Lorsque je me suis rendu à Moscou en avril, j'ai dit aux dirigeants russes que si le Conseil de sécurité pouvait rétablir son unité d'action en cherchant des solutions à ce conflit, d'autres problèmes pourraient être réglés dans des domaines où il est indispensable de progresser et où la Russie a également un important rôle à jouer. Il s'agit bien entendu, avant tout, de la situation en Iraq. Dans ce pays et dans d'autres régions du monde, vous pouvez jouer un rôle central dans l'action que mène l'Organisation des Nations Unies en vue de régler les conflits. L'attachement de la Russie à l'intégrité de l'Organisation et à la primauté du Conseil de sécurité dans le maintien de la paix et de la sécurité internationales est ferme et clair.

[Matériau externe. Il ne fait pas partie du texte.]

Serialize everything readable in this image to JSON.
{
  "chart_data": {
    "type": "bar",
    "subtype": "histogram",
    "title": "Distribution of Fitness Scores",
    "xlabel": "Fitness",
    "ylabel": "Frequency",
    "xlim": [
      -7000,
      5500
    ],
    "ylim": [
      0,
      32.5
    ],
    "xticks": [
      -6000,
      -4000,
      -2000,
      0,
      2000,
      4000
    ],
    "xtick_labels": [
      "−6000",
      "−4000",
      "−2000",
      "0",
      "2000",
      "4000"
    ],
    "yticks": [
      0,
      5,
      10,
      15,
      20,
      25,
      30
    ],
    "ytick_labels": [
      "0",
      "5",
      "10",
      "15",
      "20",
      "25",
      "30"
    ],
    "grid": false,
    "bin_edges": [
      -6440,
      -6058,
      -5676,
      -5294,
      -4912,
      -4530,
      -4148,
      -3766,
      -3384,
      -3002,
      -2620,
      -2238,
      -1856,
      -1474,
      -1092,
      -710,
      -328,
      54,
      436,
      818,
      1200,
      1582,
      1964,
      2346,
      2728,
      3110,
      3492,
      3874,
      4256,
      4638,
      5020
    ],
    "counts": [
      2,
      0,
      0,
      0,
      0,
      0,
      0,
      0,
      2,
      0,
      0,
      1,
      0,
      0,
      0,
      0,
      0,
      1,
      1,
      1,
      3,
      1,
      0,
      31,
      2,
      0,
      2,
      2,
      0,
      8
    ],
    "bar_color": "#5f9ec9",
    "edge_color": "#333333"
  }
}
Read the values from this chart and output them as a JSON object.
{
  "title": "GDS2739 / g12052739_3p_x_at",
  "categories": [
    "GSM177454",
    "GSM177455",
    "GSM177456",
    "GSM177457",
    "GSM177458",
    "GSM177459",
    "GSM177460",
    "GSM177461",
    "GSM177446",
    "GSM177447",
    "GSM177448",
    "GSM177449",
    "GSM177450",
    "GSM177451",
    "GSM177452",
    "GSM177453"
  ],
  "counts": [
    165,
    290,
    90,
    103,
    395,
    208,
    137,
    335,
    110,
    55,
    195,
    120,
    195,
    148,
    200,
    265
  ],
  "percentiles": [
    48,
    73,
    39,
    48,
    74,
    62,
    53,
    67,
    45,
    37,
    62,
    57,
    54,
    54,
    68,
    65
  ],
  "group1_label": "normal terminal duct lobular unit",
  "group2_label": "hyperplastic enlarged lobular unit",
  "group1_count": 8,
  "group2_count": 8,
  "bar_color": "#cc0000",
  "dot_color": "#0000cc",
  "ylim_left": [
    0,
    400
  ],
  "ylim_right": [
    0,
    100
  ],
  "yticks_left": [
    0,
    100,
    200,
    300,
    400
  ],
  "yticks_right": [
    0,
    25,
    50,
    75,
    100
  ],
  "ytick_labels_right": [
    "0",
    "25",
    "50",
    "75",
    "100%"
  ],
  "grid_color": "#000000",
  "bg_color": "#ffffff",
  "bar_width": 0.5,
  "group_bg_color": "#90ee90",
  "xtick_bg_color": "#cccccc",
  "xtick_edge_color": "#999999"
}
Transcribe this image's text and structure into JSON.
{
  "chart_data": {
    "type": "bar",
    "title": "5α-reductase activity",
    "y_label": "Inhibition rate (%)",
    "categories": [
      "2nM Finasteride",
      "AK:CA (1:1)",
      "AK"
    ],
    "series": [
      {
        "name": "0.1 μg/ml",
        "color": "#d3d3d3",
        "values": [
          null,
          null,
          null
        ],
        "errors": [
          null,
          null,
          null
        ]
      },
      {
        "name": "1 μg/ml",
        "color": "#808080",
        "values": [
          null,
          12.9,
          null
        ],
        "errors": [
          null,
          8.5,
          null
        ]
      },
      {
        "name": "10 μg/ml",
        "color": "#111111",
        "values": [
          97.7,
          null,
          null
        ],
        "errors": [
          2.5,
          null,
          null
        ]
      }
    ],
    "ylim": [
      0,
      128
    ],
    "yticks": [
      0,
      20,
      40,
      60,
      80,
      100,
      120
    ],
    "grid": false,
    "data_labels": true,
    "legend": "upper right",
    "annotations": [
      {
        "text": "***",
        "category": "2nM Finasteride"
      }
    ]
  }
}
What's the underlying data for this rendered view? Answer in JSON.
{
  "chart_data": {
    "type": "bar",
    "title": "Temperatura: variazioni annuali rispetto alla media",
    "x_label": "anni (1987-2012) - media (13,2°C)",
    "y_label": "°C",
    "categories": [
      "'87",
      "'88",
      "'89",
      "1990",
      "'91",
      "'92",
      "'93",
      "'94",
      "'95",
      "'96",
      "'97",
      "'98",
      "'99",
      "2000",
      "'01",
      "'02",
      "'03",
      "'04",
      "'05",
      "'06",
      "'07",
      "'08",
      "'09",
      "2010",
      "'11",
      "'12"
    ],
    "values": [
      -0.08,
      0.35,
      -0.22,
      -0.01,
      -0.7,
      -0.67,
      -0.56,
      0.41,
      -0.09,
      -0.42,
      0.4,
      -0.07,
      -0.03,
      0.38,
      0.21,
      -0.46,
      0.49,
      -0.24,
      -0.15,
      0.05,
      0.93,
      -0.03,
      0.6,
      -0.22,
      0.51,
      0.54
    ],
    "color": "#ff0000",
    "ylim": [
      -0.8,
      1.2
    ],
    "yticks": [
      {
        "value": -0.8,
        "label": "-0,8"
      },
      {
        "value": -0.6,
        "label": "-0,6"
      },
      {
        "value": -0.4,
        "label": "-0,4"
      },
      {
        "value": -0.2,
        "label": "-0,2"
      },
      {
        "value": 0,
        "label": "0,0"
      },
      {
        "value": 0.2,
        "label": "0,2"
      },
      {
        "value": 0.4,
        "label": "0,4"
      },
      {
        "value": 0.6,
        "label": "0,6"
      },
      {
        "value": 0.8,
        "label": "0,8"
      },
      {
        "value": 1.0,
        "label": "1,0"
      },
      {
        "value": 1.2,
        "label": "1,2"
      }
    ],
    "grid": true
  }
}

Au cours des années à venir, le monde ferait bien de se souvenir de certains des termes inscrits dans le préambule de la Convention de La Haye, rédigé par le juriste russe Fedor de Martens, qui a parlé de façon émouvante des “principes du droit des gens", des "lois de l'humanité" et des "exigences de la conscience publique".

La conscience publique s’émeut à l’idée de voir ce siècle violent se terminer comme il a commencé, l'humanité n'ayant toujours pas réussi à prévenir les conflits et n'ayant toujours pas trouvé les moyens de les régler. Les conflits sont manifestement toujours aussi nombreux et la tournure qu’ils prennent parfois nous rappelle un passé que nous croyions révolu à jamais.

Pourtant, je veux croire encore que la communauté internationale — somme des interactions entre des particuliers, des institutions et des lois — commence à tirer les leçons des échecs et des tragédies du siècle écoulé.

Gardons l'espoir qu’au cours du nouveau siècle qui s'annonce, la haine et le désespoir qui sont autour de nous, et qui avaient déjà motivé les participants à la première Conférence internationale de la paix, pourront être définitivement éliminés. Je vous remercie de votre attention.